Harper’s Senate election promise is strongly desired by many members of the old guard former Reform Party members. Remember Reform’s call for a triple-E Senate: Equal, Elected and Effective. 

In addition, his home province of Alberta is solidly in favour of an elected Senate. It was Alberta that elected the first senator-in-waiting, Stan Waters, who was appointed to the Senate by Prime Minister Brian Mulroney in 1990. Of course, Mulroney had already put the role of the Senate into disrepute by making a spat of eight new appointments to overcome the Liberal majority in the Red Chamber in order to pass the controversial GST bill. In an orgy of new patronage appointments during his last months of office, Mulroney also appointed 15 new senators.

One study by the late Senator Gildas Molgat, a  Liberal from Manitoba, did recommend the creation of term limits. This would be a hard sell today in the chamber, since senators would essentially be voting to limit their own terms.

“For ten years the Liberals (under Laurier) had been in power,” the Morning Telegram paraphrased Opposition  Leader (Conservative) Robert Borden as saying, “yet except on occasions when the senate threw out a bill Sir Wilfrid Laurier had made no attempt to reform the senate. On that occasion he had endeavoured to have passed in all the provincial legislatures calling for the abolition of the senate.”

This is the long-time position taken by the federal New Democrat Party. It’s also a position occasionally articulated by Manitoba NDP Premier Gary Doer when asked about the issue of Senate reform.

Since the Liberals controlled the House of Commons in 1906, the resolution came to naught. Senate reform was once again on the backburner, and only raises its head when a politician sees some political advantage.

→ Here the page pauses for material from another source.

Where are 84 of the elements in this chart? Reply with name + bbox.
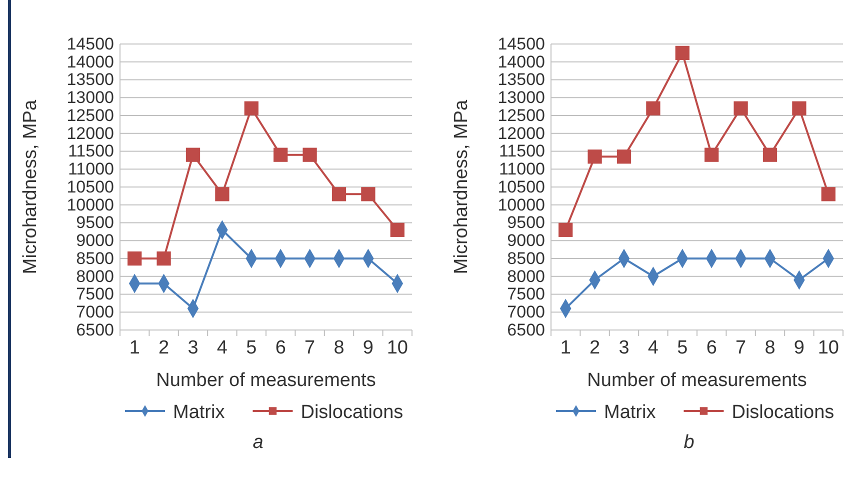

And, this is the case today — Harper is courting his Western base and rural Ontario, although only with partial measures. He cannot go further because in the areas where House of Commons seats are the most numerous — urban Ontario and Quebec — there is little support for Senate reform.

Although Harper said term limits (and later elections for senators) would be imposed unilaterally by Parliament, the Supreme Court of Canada ruled in 1980 that any changes to the essential characteristics of the Senate would require the approval of seven provinces, representing 50 per cent of the Canadian population. Yet, there had been a precedent set to support Harper’s proposal — Parliament unilaterally in 1965 approved the retirement age of 75.

Harper’s reform package is only partial, although by setting term limits could possibly lay the groundwork for future elections for Senate seats.

The small step Harper has taken reflects Laurier’s warning “that  so long as the appointing is as it is today, in the hands practically of the First Minister (prime minister), I am afraid we stand little chance of reform.”